A box contains 12 balls of which some are you some are red in colour if 6 more red balls are put in the box and a ball is drawn at random the probability of drawing a red ball Doubles then what it was before find the number of red balls in the bag

Answer 1

Total no. Of balls = 12 balls

Let the no. Of red balls be = X

Probability of an event =

favourable outcomes / total outcomes

P ( red ball) =

$\frac{x}{12}$

Now, if 6 more red balls are added

Then, Total no. Of balls now = 18

Total number of red balls = X + 6

P( red ball now) =

$\frac{x + 6}{18}$

According to the question,

2 X [P( Red ball then)] = P ( red ball now)
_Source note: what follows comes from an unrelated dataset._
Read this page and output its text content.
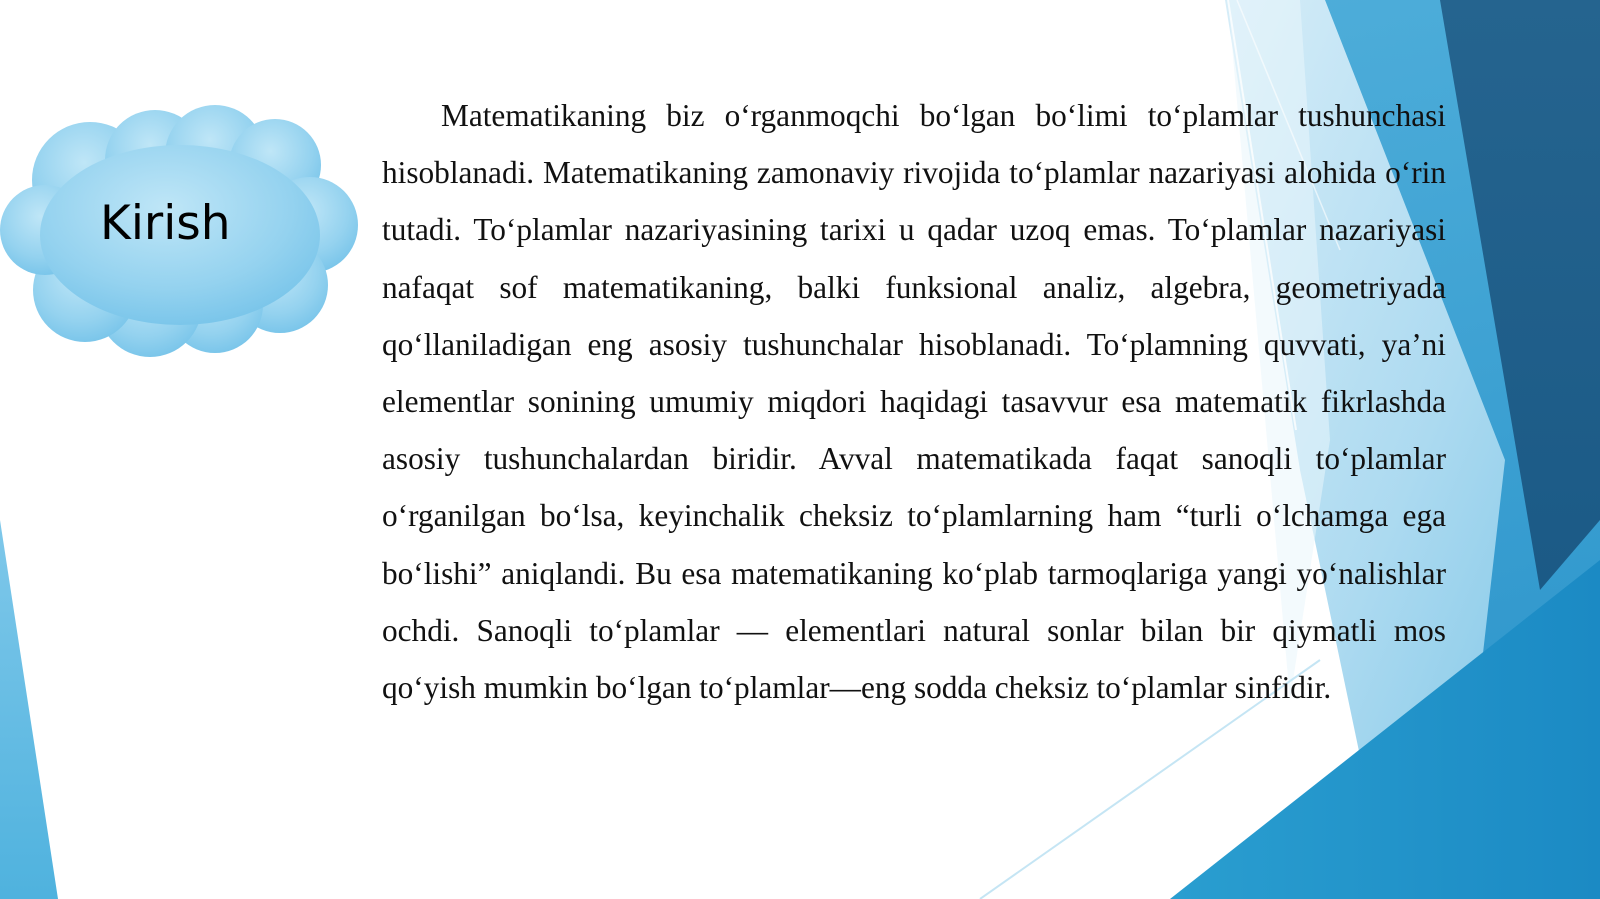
Kirish

Matematikaning biz o‘rganmoqchi bo‘lgan bo‘limi to‘plamlar tushunchasi hisoblanadi. Matematikaning zamonaviy rivojida to‘plamlar nazariyasi alohida o‘rin tutadi. To‘plamlar nazariyasining tarixi u qadar uzoq emas. To‘plamlar nazariyasi nafaqat sof matematikaning, balki funksional analiz, algebra, geometriyada qo‘llaniladigan eng asosiy tushunchalar hisoblanadi. To‘plamning quvvati, ya’ni elementlar sonining umumiy miqdori haqidagi tasavvur esa matematik fikrlashda asosiy tushunchalardan biridir. Avval matematikada faqat sanoqli to‘plamlar o‘rganilgan bo‘lsa, keyinchalik cheksiz to‘plamlarning ham “turli o‘lchamga ega bo‘lishi” aniqlandi. Bu esa matematikaning ko‘plab tarmoqlariga yangi yo‘nalishlar ochdi. Sanoqli to‘plamlar — elementlari natural sonlar bilan bir qiymatli mos qo‘yish mumkin bo‘lgan to‘plamlar—eng sodda cheksiz to‘plamlar sinfidir.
$2 \times \frac{x}{12 } = \frac{x + 6}{18}$

18X = 6x + 36

12x = 36

x = 3

Thus the number of red balls = 3

Answer 2

$\sf\red{Answer :-}$

Total Number of Balls in box = 12

Let us Consider that Red ball be x

$\small{\underline{\boxed{\sf{\purple{Probability\:=\:\dfrac{Number\:of \; Favourable\; Outcomes}{Total\; Number\;of \; Outcomes}}}}}}$

Probability of red balls drawing -

$\implies\sf P_{1} = \dfrac{x}{12}$

$\bold{\underline{\sf{According\:to\: Question}}}$

If 6 more red balls are put in the box,

Then, Total Number of Balls = 12 + 6

$\implies\sf\red{ 18 \: Balls}$

Total Number of Red Balls = x + 6

$\implies\sf P_{2} = \dfrac{x + 6}{18}$

Probability of Drawing Red Balls doubles than what it was before. [Given]

So,

$\implies\sf \dfrac{x + 6}{18} = \cancel{2} \times \dfrac{x}{\cancel{12}}$

$\implies\sf \dfrac{x +6}{18} = \dfrac{x}{6}$

$\implies\sf\cancel 6 \times \bigg( \dfrac{x +6}{\cancel{18}}\bigg)$

$\implies\sf \dfrac{x +6}{3}$

$\implies\sf x + 6 = 3x$

$\implies\sf 6 = 3x - x$

$\implies\sf 6 = 2x$

$\implies\sf x = \cancel\dfrac{6}{2}$

$\implies\large\boxed{\sf{\purple{x\:=\;3}}}$

$\small\bold{\underline{\sf{\red{Hence,\;There\; are\:3\;Red\;Balls\: in \;the \;bag.}}}}$